IBM QRadar Offense Ingestion for Security Operations release notes

  • Release version: Store
  • Updated June 11, 2026
  • 3 minutes to read
  • Version history for the IBM QRadar Offense Ingestion for Security Operations on the ServiceNow Store.

    Important:
    For details on system requirements and family compatibility, view the application listing on the ServiceNow Store website.

    Version history

    Version 10.7.4 - June 2026
    • Fixed:
      • Duplicate SIR creation issue for single offense in IBM Qradar.
      • Cobalt Raven Non-Glide Query ACLs Directive.
    Version 10.7.3 - April 2026
    • Fixed:
      • SIR creation issue in case of secure notes mapping.
      • Preview Section so that Event Data is now displayed correctly.
    Version 10.7.1 - March 2026
    • New:
      • Added support to fetch ADE Rules from IBM QRadar into Security Incident Response.
      • Introduced strategies to present offense data without dependency on CMDB or identity tables in the QRadar Offense Ingestion integration with SIR.
    • Fixed:
      • Custom offense fields that were not being retrieved, preventing proper field mapping during ingestion.
      • Event information that was not being mapped correctly during QRadar profile ingestion.
      • "Fetch Sample Data" feature, which was failing.
      • Offense fields mapping to Security Incident Records
    Version 10.6.1 - February 2026
    Fixed: "Fetch Sample Data" functionality on the mapping screen for IBM QRadar SIEM Offense Ingestion.
    Version 10.6.0 - January 2026
    New: Added support for fetching closed incidents from IBM QRadar into Security Incident Response.
    Version 10.5.0 - December 2025
    New: Upgraded all dictionary-level read-only fields to Strict Read-Only to enhance security and prevent unauthorized changes. This update ensures the server consistently enforces read-only behaviour across all UIs, scripts, and integrations.
    Version 10.4.20 - October 2025
    Fixed:
    • Optimized the offense ingestion process to handle events efficiently. These improvements reduce latency, improve throughput, and ensure faster availability of ingested offenses for analysis and investigation.
    • Qradar ingestion not working for On-prem deployments.
    • Not able to edit existing Field translations.
    Version 10.4.19 - September 2025
    Fixed: Optimized the offense ingestion process to handle events efficiently.
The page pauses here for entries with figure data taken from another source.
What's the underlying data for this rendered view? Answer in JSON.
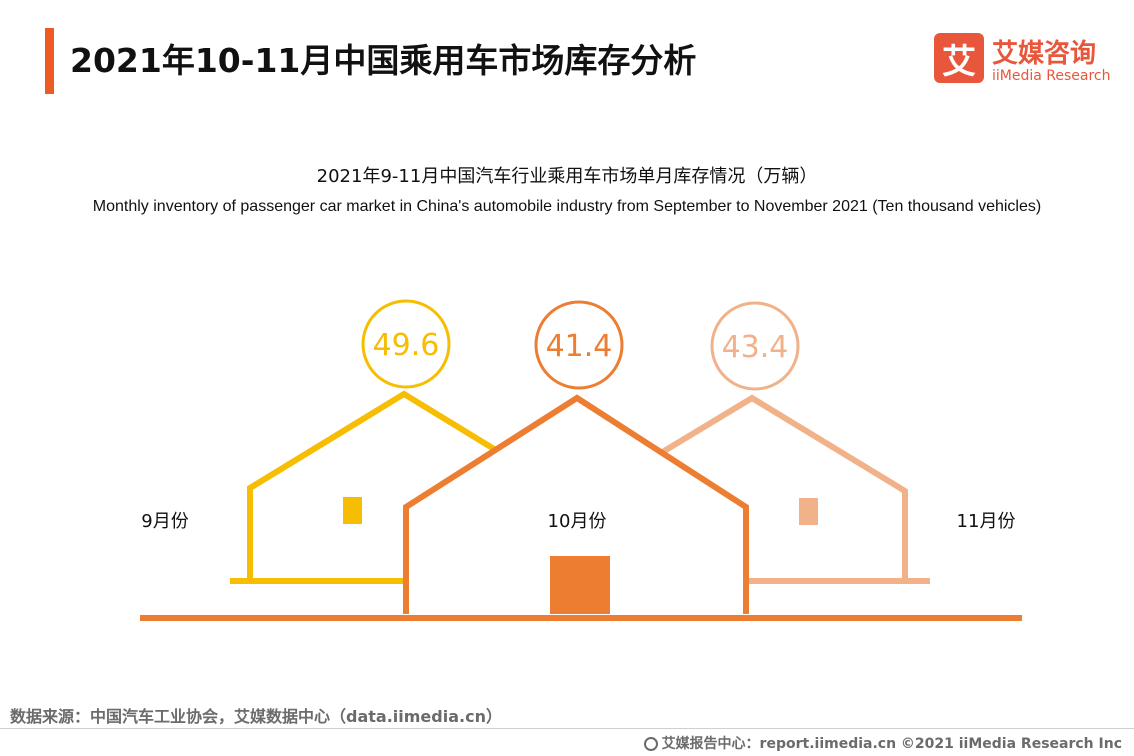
{
  "header": {
    "title": "2021年10-11月中国乘用车市场库存分析",
    "accent_color": "#ee5a24"
  },
  "logo": {
    "mark": "艾",
    "name_cn": "艾媒咨询",
    "name_en": "iiMedia Research",
    "color": "#e8573c"
  },
  "chart_titles": {
    "cn": "2021年9-11月中国汽车行业乘用车市场单月库存情况（万辆）",
    "en": "Monthly inventory of passenger car market in China's automobile industry from September to November 2021 (Ten thousand vehicles)"
  },
  "chart_data": {
    "type": "bar",
    "title": "2021年9-11月中国汽车行业乘用车市场单月库存情况（万辆）",
    "subtitle": "Monthly inventory of passenger car market in China's automobile industry from September to November 2021 (Ten thousand vehicles)",
    "categories": [
      "9月份",
      "10月份",
      "11月份"
    ],
    "values": [
      49.6,
      41.4,
      43.4
    ],
    "value_labels": [
      "49.6",
      "41.4",
      "43.4"
    ],
    "colors": [
      "#f7bd02",
      "#ec7d31",
      "#f1b28a"
    ],
    "unit": "万辆",
    "style": "house pictogram"
  },
  "footer": {
    "source": "数据来源：中国汽车工业协会，艾媒数据中心（data.iimedia.cn）",
    "report": "艾媒报告中心：report.iimedia.cn ©2021 iiMedia Research Inc"
  }
}
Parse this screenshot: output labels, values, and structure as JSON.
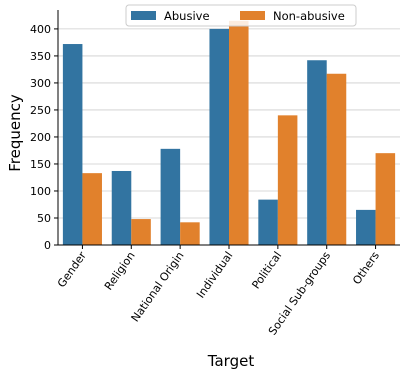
{
  "chart_data": {
    "type": "bar",
    "title": "",
    "xlabel": "Target",
    "ylabel": "Frequency",
    "categories": [
      "Gender",
      "Religion",
      "National Origin",
      "Individual",
      "Political",
      "Social Sub-groups",
      "Others"
    ],
    "series": [
      {
        "name": "Abusive",
        "color": "#3274a1",
        "values": [
          372,
          137,
          178,
          400,
          84,
          342,
          65
        ]
      },
      {
        "name": "Non-abusive",
        "color": "#e1812c",
        "values": [
          133,
          48,
          42,
          415,
          240,
          317,
          170
        ]
      }
    ],
    "ylim": [
      0,
      435
    ],
    "yticks": [
      0,
      50,
      100,
      150,
      200,
      250,
      300,
      350,
      400
    ],
    "grid": true,
    "legend_position": "top-center"
  }
}
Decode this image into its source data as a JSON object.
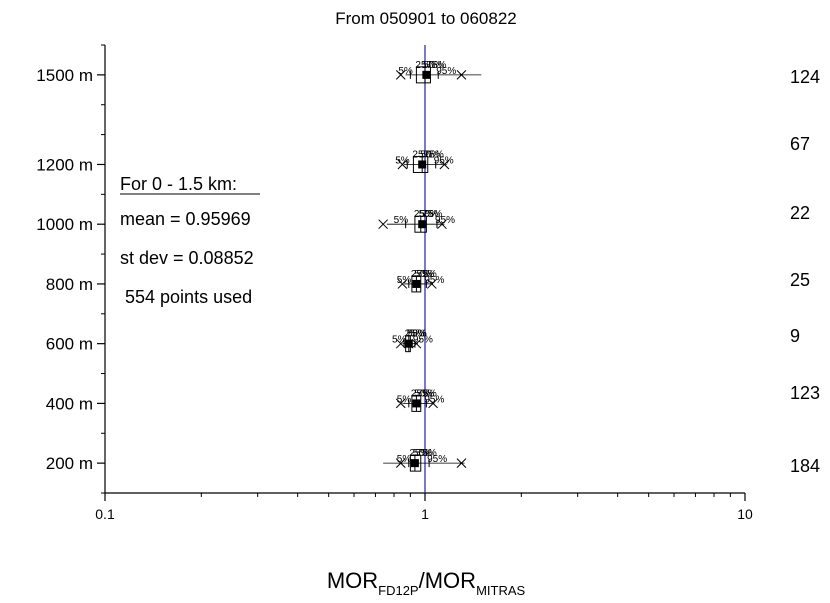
{
  "chart_data": {
    "type": "box",
    "title": "From 050901 to 060822",
    "x_scale": "log",
    "xlim": [
      0.1,
      10
    ],
    "ylim": [
      100,
      1600
    ],
    "x_ticks": [
      0.1,
      1,
      10
    ],
    "x_tick_labels": [
      "0.1",
      "1",
      "10"
    ],
    "y_ticks": [
      200,
      400,
      600,
      800,
      1000,
      1200,
      1500
    ],
    "y_tick_labels": [
      "200 m",
      "400 m",
      "600 m",
      "800 m",
      "1000 m",
      "1200 m",
      "1500 m"
    ],
    "xlabel": {
      "main1": "MOR",
      "sub1": "FD12P",
      "slash": "/",
      "main2": "MOR",
      "sub2": "MITRAS"
    },
    "reference_line_x": 1,
    "grid": false,
    "stats": {
      "header": "For 0 - 1.5 km:",
      "mean": "mean = 0.95969",
      "stdev": "st dev = 0.08852",
      "points": "554 points used"
    },
    "percentile_labels": [
      "5%",
      "25%",
      "50%",
      "75%",
      "95%"
    ],
    "boxes": [
      {
        "y": 1500,
        "count": "124",
        "p5": 0.9,
        "p25": 0.94,
        "median": 1.0,
        "p75": 1.04,
        "p95": 1.1,
        "mean": 1.01,
        "min": 0.84,
        "max": 1.3,
        "range_low": 0.87,
        "range_high": 1.5
      },
      {
        "y": 1200,
        "count": "67",
        "p5": 0.88,
        "p25": 0.92,
        "median": 0.98,
        "p75": 1.02,
        "p95": 1.08,
        "mean": 0.98,
        "min": 0.85,
        "max": 1.15,
        "range_low": 0.86,
        "range_high": 1.17
      },
      {
        "y": 1000,
        "count": "22",
        "p5": 0.87,
        "p25": 0.93,
        "median": 0.97,
        "p75": 1.01,
        "p95": 1.09,
        "mean": 0.98,
        "min": 0.74,
        "max": 1.13,
        "range_low": 0.76,
        "range_high": 1.15
      },
      {
        "y": 800,
        "count": "25",
        "p5": 0.89,
        "p25": 0.91,
        "median": 0.94,
        "p75": 0.97,
        "p95": 1.01,
        "mean": 0.94,
        "min": 0.85,
        "max": 1.05,
        "range_low": 0.86,
        "range_high": 1.06
      },
      {
        "y": 600,
        "count": "9",
        "p5": 0.86,
        "p25": 0.87,
        "median": 0.89,
        "p75": 0.9,
        "p95": 0.93,
        "mean": 0.89,
        "min": 0.84,
        "max": 0.94,
        "range_low": 0.85,
        "range_high": 0.95
      },
      {
        "y": 400,
        "count": "123",
        "p5": 0.89,
        "p25": 0.91,
        "median": 0.94,
        "p75": 0.97,
        "p95": 1.01,
        "mean": 0.94,
        "min": 0.84,
        "max": 1.06,
        "range_low": 0.85,
        "range_high": 1.07
      },
      {
        "y": 200,
        "count": "184",
        "p5": 0.89,
        "p25": 0.9,
        "median": 0.93,
        "p75": 0.97,
        "p95": 1.03,
        "mean": 0.93,
        "min": 0.84,
        "max": 1.3,
        "range_low": 0.74,
        "range_high": 1.33
      }
    ]
  }
}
These improvements reduce latency, improve throughput, and ensure faster availability of ingested offenses for analysis and investigation.
    Version 10.4.14 - November 2024
    Fixed: Fixed an issue where QRadar profile gets stuck in running state when system is restarted or shut down.
    Version 10.4.13 - May 2024
    The dependency on the new UI is removed.
    Version 10.4.12 - March 2024
    Fixed the issue of same offense ID in multiple Qradar instances.
    Version 10.4.9 - November 2023
    Fixed: One-time retrieval was not working on the Scheduling page of the profile in QRadar integration when the date format was changed to DD-MM-YYYY.
    Version 10.4.7 - May 2023
    Fixed: Handle 206 status code response from QRadar in Offense Ingestion.
    Version 10.4.4 - September 2022
    • New: Added overlapping properties to integration settings.
    • Fixed: Update 'start_time' to 'first_persisted_time' to avoid missing offenses.
    Version 10.4.3 - March 2022
    • Changed: Updated AngularJS library version.
    • Fixed:
      • Updated IBM QRadar close codes in the Additional Options stage.
      • Creating Blank SIR (skipping SIR sequence) when M2M mapping is done for Observable/CIs in Profile.
    Version 10.4.2 - December 2021
    Fixed: UI changes.
    Version 10.4.1 - December 2020
    Fixed: This release contains minor accessibility fixes.
    Version 10.4.0 - November 2020
    • Changed:
      • Modified the QRadar rule selection logic to fetch all the offenses generated by SYSTEM, OVERRIDE, and USER rules that are active.
      • Performance improvements.
    • Fixed: Minor bugs.
    Version 10.3.1 - June 2020
    Fixed: Minor bug fixes and improvements.
    Version 10.1.0 - May 2020
    Changed: Authentication method changed to IBM QRadar API authorized service token to support both QRadar on-premises and QRadar on Cloud.
    Version 10.0.2 - March 2020
    IBM QRadar is a market-leading solution for collecting, correlating, and reporting on security event information. This integration will be used to automate ingestion of correlated events from IBM QRadar and improve the ability to automate creation of security incidents in the ServiceNow platform through dynamic mapping.